El nombre de su hija recién nacida es Bella Esmeralda, por sus dos princesas Disney favoritas, quizá un guiño a los sueños de su niña interior. Esa inocencia choca con la oscuridad del arranque de la temporada. Dedicar los dos primeros capítulos a la muerte de Ángel, el gemelo de Bella, poco después del parto es una decisión televisivamente complicada, pero humanamente inevitable. Si la primera temporada proponía un relato de superación de clase, esta presenta un duelo de resignación ante el trauma: Georgina debe aprender a convivir “sin un pedazo de mi corazón”. Solo un mes después de dar a luz, recorre la alfombra roja del festival de Cannes con un vestido de 120.000 cristales de Swarovski tratando de ignorar las miradas compasivas y los silencios pesarosos. “Siempre que miro a Bella me pregunto cómo estaría Ángel”, confiesa. “Tengo seis hijos. Ángel es un hijo, un sobrino, un hermano y un primo”. Hay pocas imágenes en todo el catálogo de Netflix tan desoladoras como Ivana, la hermana de Georgina, apresurándose a quitar del dormitorio de los bebés la mitad de todos los objetos que eran par (dos ositos, dos cunas, dos capazos) y desvistiendo la habitación de todo atisbo de color azul antes de que ella vuelva del hospital. La logística de lo innombrable.
“Comparto los valores de los Grammy: solidaridad, búsqueda de talento y apoyo a la música”
A Soy Georgina le falta alguien que ejerza de bufón de la corte: alguien que represente la voz del espectador, le guiñe el ojo a la audiencia (curiosamente en La marquesa, el otro hit telerreal de Netflix, ese rol lo desempeñaba la propia Tamara Falcó) y señale las tensiones, paradojas o absurdismo de la vida de Georgina Rodríguez. Alguien que haga preguntas como: ¿qué demonios hace ella presentando un Grammy Latino? O que comente el detalle de que, cuando Georgina visita un orfanato y los niños le regalan una planta y un cuadro con sus manitas pintadas, claramente al despedirse se ve que se ha dejado ambas cosas y que no tiene intención de llevárselas. O que se acuerde del medio ambiente cuando fleta el jet privado solo para traer al primo de su amiga Mamen desde Linares para que le haga un tatuaje.

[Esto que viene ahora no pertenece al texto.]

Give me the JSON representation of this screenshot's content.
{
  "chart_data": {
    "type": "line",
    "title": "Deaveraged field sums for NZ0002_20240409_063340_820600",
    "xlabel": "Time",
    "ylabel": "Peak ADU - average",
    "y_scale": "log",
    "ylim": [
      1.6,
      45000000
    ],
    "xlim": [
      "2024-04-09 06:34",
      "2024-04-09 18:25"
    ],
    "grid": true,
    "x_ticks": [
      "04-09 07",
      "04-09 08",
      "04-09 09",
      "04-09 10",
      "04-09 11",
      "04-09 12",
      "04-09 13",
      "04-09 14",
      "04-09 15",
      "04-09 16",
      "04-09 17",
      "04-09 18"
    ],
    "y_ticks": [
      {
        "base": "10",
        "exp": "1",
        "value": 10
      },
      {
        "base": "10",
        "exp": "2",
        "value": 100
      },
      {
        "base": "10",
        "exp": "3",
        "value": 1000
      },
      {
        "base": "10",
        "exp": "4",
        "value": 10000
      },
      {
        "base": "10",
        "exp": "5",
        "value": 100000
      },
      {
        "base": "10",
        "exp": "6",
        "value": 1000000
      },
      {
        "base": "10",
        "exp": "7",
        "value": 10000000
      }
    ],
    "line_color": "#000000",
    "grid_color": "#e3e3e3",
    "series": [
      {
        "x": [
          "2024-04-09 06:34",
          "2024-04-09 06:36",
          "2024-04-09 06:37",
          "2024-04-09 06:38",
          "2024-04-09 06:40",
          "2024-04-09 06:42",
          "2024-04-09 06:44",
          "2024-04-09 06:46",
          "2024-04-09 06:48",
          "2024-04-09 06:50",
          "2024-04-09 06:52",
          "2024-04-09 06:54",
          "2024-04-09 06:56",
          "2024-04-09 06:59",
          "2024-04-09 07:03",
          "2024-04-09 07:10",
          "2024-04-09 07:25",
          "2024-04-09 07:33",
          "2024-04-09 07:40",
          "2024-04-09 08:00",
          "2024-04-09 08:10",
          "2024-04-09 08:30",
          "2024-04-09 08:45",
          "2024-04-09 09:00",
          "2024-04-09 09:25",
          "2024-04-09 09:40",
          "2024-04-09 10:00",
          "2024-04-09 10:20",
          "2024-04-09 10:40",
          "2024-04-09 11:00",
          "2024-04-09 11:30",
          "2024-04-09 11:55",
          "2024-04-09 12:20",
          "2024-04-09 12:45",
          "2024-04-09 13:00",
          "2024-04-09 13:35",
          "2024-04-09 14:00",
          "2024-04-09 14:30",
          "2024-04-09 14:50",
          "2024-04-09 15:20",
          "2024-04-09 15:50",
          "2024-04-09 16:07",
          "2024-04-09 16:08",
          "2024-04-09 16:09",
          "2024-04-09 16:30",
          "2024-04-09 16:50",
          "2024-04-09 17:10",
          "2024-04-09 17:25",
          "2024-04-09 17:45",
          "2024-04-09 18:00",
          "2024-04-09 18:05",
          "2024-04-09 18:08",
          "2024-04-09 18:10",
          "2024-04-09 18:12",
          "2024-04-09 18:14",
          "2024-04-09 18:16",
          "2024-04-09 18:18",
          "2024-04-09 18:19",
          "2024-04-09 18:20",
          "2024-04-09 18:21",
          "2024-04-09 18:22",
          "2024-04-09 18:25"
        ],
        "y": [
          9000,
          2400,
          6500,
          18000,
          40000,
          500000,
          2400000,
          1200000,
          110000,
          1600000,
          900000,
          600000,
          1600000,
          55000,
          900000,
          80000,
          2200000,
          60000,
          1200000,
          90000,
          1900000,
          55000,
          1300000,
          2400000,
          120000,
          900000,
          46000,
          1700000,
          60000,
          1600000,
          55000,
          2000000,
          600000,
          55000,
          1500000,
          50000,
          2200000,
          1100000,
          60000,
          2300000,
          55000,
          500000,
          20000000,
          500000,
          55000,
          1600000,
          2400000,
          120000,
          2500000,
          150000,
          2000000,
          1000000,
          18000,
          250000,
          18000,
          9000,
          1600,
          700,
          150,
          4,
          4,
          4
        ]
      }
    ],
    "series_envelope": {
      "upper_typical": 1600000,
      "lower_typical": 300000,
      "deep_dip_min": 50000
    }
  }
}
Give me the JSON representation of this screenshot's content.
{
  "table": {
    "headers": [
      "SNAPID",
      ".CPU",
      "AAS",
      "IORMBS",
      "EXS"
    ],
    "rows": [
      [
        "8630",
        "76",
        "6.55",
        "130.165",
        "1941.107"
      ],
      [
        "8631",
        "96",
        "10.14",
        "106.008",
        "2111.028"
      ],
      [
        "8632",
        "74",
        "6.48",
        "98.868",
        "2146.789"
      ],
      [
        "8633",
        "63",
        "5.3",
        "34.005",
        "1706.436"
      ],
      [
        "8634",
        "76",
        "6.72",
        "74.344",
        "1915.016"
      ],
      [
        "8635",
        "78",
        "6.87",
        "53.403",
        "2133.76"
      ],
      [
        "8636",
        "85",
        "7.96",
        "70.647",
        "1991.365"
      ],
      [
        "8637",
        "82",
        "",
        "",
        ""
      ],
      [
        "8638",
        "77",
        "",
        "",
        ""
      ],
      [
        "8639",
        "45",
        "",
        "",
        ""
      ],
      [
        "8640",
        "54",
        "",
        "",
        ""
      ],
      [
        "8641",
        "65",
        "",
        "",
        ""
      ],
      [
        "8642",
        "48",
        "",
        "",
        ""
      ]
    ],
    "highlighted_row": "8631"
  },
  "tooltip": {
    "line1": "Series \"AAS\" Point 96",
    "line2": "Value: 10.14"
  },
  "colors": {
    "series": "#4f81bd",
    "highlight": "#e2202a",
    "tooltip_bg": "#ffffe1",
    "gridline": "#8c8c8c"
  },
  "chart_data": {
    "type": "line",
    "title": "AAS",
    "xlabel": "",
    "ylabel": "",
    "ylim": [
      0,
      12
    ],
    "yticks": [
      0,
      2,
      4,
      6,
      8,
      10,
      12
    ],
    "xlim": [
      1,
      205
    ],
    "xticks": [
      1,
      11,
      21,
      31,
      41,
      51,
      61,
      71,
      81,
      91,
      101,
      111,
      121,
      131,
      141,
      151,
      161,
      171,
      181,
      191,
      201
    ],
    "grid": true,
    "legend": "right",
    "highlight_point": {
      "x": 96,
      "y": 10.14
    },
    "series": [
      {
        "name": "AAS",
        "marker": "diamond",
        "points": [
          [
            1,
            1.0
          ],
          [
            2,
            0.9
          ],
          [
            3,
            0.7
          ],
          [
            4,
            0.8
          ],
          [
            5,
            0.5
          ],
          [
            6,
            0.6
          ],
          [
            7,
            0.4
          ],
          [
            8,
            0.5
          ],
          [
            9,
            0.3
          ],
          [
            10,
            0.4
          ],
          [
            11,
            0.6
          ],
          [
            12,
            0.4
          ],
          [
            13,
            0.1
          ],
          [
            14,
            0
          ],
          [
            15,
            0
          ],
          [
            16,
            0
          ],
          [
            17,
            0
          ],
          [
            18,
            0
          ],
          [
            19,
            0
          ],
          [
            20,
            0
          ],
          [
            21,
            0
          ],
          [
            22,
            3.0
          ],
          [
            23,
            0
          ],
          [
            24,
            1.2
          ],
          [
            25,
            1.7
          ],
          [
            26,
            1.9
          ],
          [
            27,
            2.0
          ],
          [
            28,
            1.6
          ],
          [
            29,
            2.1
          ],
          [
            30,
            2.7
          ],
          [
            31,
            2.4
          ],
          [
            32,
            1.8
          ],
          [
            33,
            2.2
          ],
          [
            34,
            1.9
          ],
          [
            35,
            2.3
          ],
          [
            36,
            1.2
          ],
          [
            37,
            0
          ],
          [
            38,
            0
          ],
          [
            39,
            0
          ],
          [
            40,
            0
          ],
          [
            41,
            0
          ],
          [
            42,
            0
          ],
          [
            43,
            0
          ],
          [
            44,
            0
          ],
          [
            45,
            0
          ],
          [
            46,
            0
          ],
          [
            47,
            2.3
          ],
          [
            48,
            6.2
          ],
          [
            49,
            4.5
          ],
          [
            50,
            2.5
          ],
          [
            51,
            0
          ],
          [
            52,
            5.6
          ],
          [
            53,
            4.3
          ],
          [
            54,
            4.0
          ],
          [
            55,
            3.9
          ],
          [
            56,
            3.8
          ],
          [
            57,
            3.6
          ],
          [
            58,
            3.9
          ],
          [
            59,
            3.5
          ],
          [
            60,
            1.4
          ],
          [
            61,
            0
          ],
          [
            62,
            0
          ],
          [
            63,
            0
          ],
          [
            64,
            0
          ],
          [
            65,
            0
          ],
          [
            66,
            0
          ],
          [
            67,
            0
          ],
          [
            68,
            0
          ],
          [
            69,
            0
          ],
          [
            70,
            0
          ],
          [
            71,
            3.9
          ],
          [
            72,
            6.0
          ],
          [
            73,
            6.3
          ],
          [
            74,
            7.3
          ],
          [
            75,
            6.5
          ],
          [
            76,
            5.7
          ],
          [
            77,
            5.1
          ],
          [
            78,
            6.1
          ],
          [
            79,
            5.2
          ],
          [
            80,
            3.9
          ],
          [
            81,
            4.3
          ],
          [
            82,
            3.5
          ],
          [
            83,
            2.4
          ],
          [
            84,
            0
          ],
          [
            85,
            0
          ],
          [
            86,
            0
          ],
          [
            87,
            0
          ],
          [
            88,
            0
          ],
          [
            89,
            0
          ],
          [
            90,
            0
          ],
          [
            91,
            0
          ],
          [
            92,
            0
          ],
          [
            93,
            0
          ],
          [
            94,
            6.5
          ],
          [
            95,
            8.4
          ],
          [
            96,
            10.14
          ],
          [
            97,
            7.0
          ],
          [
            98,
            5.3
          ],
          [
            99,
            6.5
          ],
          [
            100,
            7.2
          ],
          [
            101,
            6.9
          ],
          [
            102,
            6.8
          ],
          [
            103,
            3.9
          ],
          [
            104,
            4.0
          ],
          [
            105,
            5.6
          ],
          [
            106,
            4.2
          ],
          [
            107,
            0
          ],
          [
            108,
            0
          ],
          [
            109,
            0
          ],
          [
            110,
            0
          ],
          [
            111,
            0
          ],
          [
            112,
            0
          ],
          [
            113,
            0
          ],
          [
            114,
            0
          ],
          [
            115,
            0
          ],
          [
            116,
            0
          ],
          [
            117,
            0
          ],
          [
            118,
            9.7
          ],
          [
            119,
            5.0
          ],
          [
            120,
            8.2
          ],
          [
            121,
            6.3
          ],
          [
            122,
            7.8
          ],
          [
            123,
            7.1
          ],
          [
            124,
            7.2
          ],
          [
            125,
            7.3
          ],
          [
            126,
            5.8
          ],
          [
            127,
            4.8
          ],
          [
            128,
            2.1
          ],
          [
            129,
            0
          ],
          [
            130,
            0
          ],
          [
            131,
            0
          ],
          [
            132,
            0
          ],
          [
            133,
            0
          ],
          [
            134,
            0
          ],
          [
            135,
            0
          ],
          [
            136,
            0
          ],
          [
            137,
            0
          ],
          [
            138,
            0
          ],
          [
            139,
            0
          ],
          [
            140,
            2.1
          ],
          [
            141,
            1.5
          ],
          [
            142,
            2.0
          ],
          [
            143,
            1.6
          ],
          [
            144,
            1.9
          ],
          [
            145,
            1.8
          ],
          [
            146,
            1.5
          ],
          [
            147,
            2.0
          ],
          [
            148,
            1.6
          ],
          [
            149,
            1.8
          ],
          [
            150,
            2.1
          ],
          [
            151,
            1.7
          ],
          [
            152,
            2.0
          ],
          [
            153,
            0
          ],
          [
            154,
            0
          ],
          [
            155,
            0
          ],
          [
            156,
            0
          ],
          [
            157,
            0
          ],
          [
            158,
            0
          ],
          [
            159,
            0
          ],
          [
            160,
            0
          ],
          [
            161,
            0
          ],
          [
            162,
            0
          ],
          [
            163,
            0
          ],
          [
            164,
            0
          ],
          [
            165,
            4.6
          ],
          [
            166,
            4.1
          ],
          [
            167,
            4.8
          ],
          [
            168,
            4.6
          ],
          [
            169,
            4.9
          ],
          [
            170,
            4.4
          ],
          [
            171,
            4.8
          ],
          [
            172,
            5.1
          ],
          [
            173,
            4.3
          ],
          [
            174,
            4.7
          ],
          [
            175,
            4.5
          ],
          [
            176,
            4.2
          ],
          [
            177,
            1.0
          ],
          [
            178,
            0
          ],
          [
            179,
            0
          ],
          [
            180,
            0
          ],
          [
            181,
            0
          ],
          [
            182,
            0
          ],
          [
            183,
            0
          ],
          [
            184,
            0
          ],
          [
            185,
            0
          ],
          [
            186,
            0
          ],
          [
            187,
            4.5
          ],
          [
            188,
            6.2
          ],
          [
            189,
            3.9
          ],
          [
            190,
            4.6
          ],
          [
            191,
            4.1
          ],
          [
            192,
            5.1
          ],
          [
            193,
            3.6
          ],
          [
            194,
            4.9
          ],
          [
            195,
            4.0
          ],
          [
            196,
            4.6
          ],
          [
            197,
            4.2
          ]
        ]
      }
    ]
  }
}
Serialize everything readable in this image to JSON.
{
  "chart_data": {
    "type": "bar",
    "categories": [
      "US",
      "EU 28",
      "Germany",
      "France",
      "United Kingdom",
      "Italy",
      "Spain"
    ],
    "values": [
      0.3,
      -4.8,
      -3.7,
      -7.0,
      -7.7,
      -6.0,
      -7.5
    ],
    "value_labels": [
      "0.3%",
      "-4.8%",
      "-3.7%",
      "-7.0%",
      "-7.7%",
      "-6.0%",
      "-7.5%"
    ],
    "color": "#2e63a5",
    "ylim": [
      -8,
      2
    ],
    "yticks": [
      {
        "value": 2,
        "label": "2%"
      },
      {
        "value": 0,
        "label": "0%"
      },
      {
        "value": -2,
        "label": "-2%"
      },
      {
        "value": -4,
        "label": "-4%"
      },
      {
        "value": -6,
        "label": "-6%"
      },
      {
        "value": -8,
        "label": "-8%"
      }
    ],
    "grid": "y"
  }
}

En un ejercicio metanarrativo, la temporada arranca con Georgina y Cristiano en Dubái, ciudad que es al urbanismo lo que Georgina Rodríguez a la especie humana, para celebrar el estreno de la primera temporada con un anuncio proyectado en el edificio más alto del mundo. Georgina describe Soy Georgina como “el proyecto más importante de mi carrera”, y cómo no: ella es una artista y vivir su vida es su principal talento. Para cuando el espectador se plantee si se le da bien o no, ya habrán pasado cuatro episodios y bueno, total, ya que estamos.